NS&I are owned by the state and have one and a half million customers in Wales. Their customers, who have a total of over a hundred billion pounds invested in the bank, were shocked when Welsh language provision was removed in 2013, but last month NS&I promised to reinstate it as soon as possible, after the judge’s ruling that they had broken the law.
A Win for the Welsh Commissioner
With obvious satisfaction, the Welsh Commissioner, Meri Huws, stressed, “[It should show that government departments] cannot revoke Welsh language services on a whim”. She continued: “The decision to apply for a judicial review on this issue was not taken lightly, but following complaints from service users this was a step I was determined to take as commissioner. The judgement today is proof that I am able to use my powers to stand up for the Welsh language and its speakers.”
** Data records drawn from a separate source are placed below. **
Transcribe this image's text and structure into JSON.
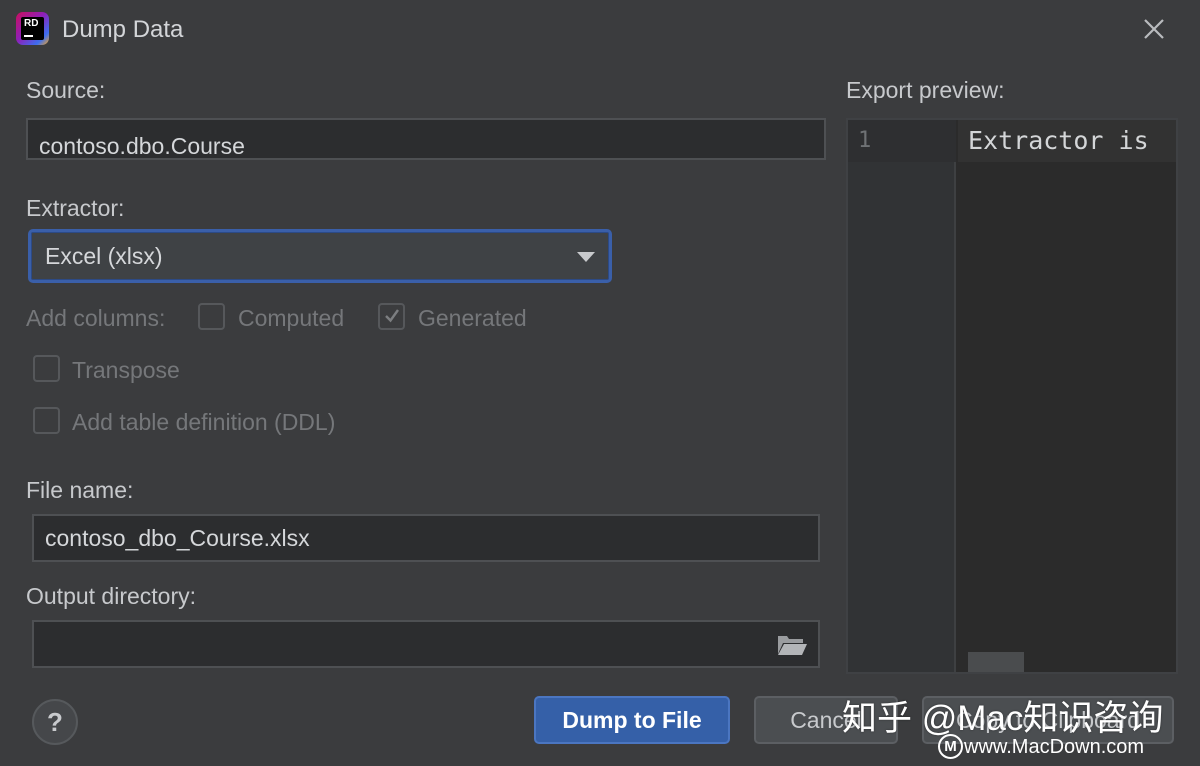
{
  "window": {
    "title": "Dump Data",
    "app_logo_text": "RD"
  },
  "source": {
    "label": "Source:",
    "value": "contoso.dbo.Course"
  },
  "extractor": {
    "label": "Extractor:",
    "selected": "Excel (xlsx)"
  },
  "add_columns": {
    "label": "Add columns:",
    "computed_label": "Computed",
    "computed_checked": false,
    "generated_label": "Generated",
    "generated_checked": true
  },
  "options": {
    "transpose_label": "Transpose",
    "transpose_checked": false,
    "ddl_label": "Add table definition (DDL)",
    "ddl_checked": false
  },
  "file_name": {
    "label": "File name:",
    "value": "contoso_dbo_Course.xlsx"
  },
  "output_directory": {
    "label": "Output directory:",
    "value": ""
  },
  "preview": {
    "label": "Export preview:",
    "line_number": "1",
    "code": "Extractor is"
  },
  "buttons": {
    "help": "?",
    "dump": "Dump to File",
    "cancel": "Cancel",
    "copy": "Copy to Clipboard"
  },
  "watermark": {
    "main": "知乎 @Mac知识咨询",
    "sub": "www.MacDown.com",
    "logo": "M"
  },
  "colors": {
    "background": "#3b3c3e",
    "primary_button": "#3560a8",
    "focus_border": "#3a5fa9"
  },
  "icons": {
    "close": "close-icon",
    "dropdown": "chevron-down-icon",
    "folder": "folder-open-icon",
    "check": "checkmark-icon"
  }
}
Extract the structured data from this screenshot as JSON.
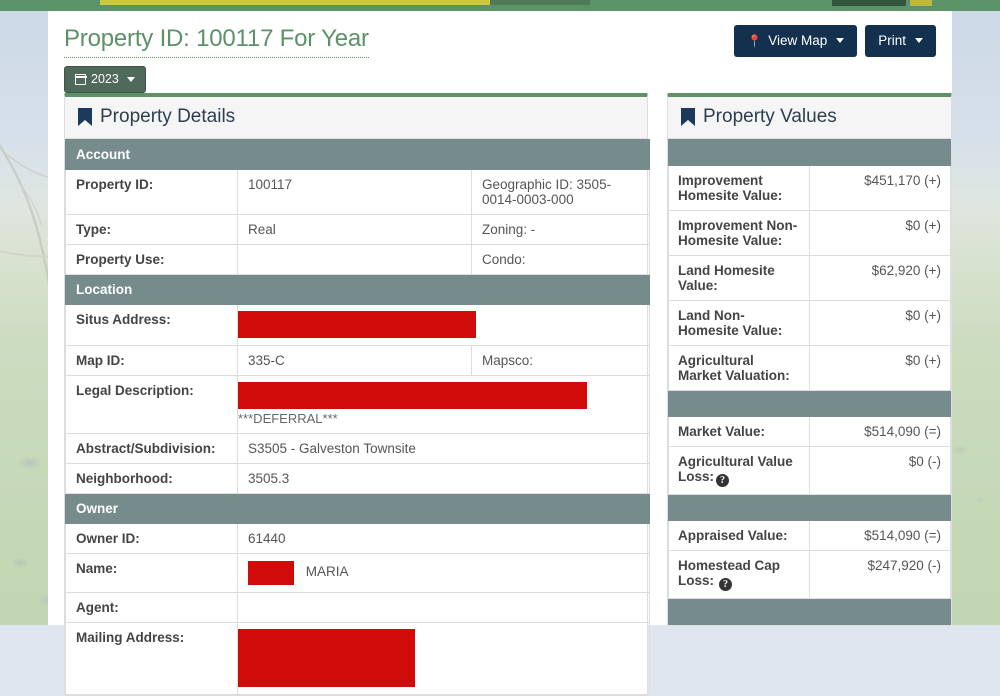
{
  "header": {
    "title": "Property ID: 100117 For Year",
    "year_button": "2023",
    "view_map_button": "View Map",
    "print_button": "Print"
  },
  "details_panel": {
    "heading": "Property Details",
    "sections": [
      {
        "name": "Account",
        "rows": [
          {
            "label": "Property ID:",
            "value": "100117",
            "right": "Geographic ID: 3505-0014-0003-000"
          },
          {
            "label": "Type:",
            "value": "Real",
            "right": "Zoning: -"
          },
          {
            "label": "Property Use:",
            "value": "",
            "right": "Condo:"
          }
        ]
      },
      {
        "name": "Location",
        "rows": [
          {
            "label": "Situs Address:",
            "value": "",
            "right": "",
            "redacted": true
          },
          {
            "label": "Map ID:",
            "value": "335-C",
            "right": "Mapsco:"
          },
          {
            "label": "Legal Description:",
            "value": "***DEFERRAL***",
            "right": "",
            "redacted": true
          },
          {
            "label": "Abstract/Subdivision:",
            "value": "S3505 - Galveston Townsite",
            "right": ""
          },
          {
            "label": "Neighborhood:",
            "value": "3505.3",
            "right": ""
          }
        ]
      },
      {
        "name": "Owner",
        "rows": [
          {
            "label": "Owner ID:",
            "value": "61440",
            "right": ""
          },
          {
            "label": "Name:",
            "value": "MARIA",
            "right": "",
            "redacted_inline": true
          },
          {
            "label": "Agent:",
            "value": "",
            "right": ""
          },
          {
            "label": "Mailing Address:",
            "value": "",
            "right": "",
            "redacted": true
          }
        ]
      }
    ]
  },
  "values_panel": {
    "heading": "Property Values",
    "rows": [
      {
        "label": "Improvement Homesite Value:",
        "value": "$451,170 (+)"
      },
      {
        "label": "Improvement Non-Homesite Value:",
        "value": "$0 (+)"
      },
      {
        "label": "Land Homesite Value:",
        "value": "$62,920 (+)"
      },
      {
        "label": "Land Non-Homesite Value:",
        "value": "$0 (+)"
      },
      {
        "label": "Agricultural Market Valuation:",
        "value": "$0 (+)"
      },
      {
        "label": "Market Value:",
        "value": "$514,090 (=)"
      },
      {
        "label": "Agricultural Value Loss:",
        "value": "$0 (-)",
        "help": true
      },
      {
        "label": "Appraised Value:",
        "value": "$514,090 (=)"
      },
      {
        "label": "Homestead Cap Loss:",
        "value": "$247,920 (-)",
        "help": true
      }
    ]
  },
  "colors": {
    "brand_green": "#5b9268",
    "section_gray": "#768b8b",
    "button_dark": "#13304f",
    "redaction_red": "#d10a0a"
  }
}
Now the Commissioner and NS&I are in discussion as they work together to reinstate the Welsh language service as soon as possible.
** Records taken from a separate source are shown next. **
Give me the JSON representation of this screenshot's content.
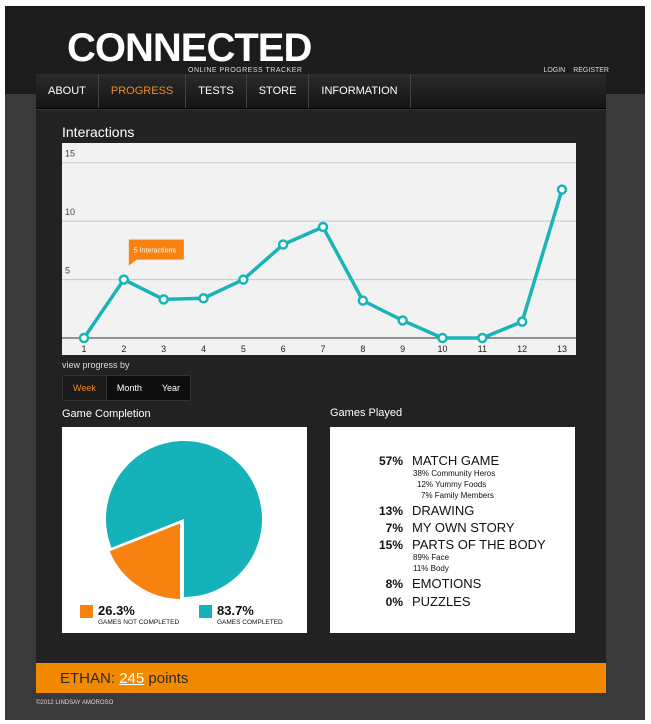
{
  "header": {
    "logo": "CONNECTED",
    "tagline": "ONLINE PROGRESS TRACKER",
    "links": [
      "LOGIN",
      "REGISTER"
    ]
  },
  "nav": {
    "items": [
      {
        "label": "ABOUT"
      },
      {
        "label": "PROGRESS"
      },
      {
        "label": "TESTS"
      },
      {
        "label": "STORE"
      },
      {
        "label": "INFORMATION"
      }
    ],
    "active": "PROGRESS"
  },
  "interactions": {
    "title": "Interactions",
    "tooltip": "5 Interactions",
    "view_label": "view progress by",
    "view_options": [
      "Week",
      "Month",
      "Year"
    ],
    "selected_view": "Week"
  },
  "chart_data": {
    "type": "line",
    "x": [
      1,
      2,
      3,
      4,
      5,
      6,
      7,
      8,
      9,
      10,
      11,
      12,
      13
    ],
    "values": [
      0,
      5,
      3.3,
      3.4,
      5,
      8,
      9.5,
      3.2,
      1.5,
      0,
      0,
      1.4,
      12.7
    ],
    "ylim": [
      0,
      16
    ],
    "yticks": [
      5,
      10,
      15
    ],
    "grid": true,
    "line_color": "#1ab3b8",
    "title": "",
    "xlabel": "",
    "ylabel": ""
  },
  "game_completion": {
    "title": "Game Completion",
    "not_completed": {
      "pct": "26.3%",
      "label": "GAMES NOT COMPLETED",
      "color": "#f7820f"
    },
    "completed": {
      "pct": "83.7%",
      "label": "GAMES COMPLETED",
      "color": "#15b2ba"
    },
    "pie_share_not_completed": 0.19
  },
  "games_played": {
    "title": "Games Played",
    "items": [
      {
        "pct": "57%",
        "name": "MATCH GAME",
        "subs": [
          "38%  Community Heros",
          "12%  Yummy Foods",
          "7%  Family Members"
        ]
      },
      {
        "pct": "13%",
        "name": "DRAWING",
        "subs": []
      },
      {
        "pct": "7%",
        "name": "MY OWN STORY",
        "subs": []
      },
      {
        "pct": "15%",
        "name": "PARTS OF THE BODY",
        "subs": [
          "89% Face",
          "11% Body"
        ]
      },
      {
        "pct": "8%",
        "name": "EMOTIONS",
        "subs": []
      },
      {
        "pct": "0%",
        "name": "PUZZLES",
        "subs": []
      }
    ]
  },
  "footer": {
    "name": "ETHAN:",
    "points": "245",
    "points_label": "points",
    "copyright": "©2012 LINDSAY AMOROSO"
  }
}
This triumph comes as Welsh language campaigners chained themselves to gates at the government offices in Aberystwyth in peaceful protest against the decline of the Welsh language.
Following on from a similar protest held in Llandudno in February, twelve people were desperate to be heard by the First Minister, who has the power to turn the crisis around. They argue that investment is needed to ensure that Welsh is taught in schools. Six months ago, the results of a census were revealed which prompted the Welsh Language Society to declare that the language was in crisis, but Carwyn Jones is yet to take action.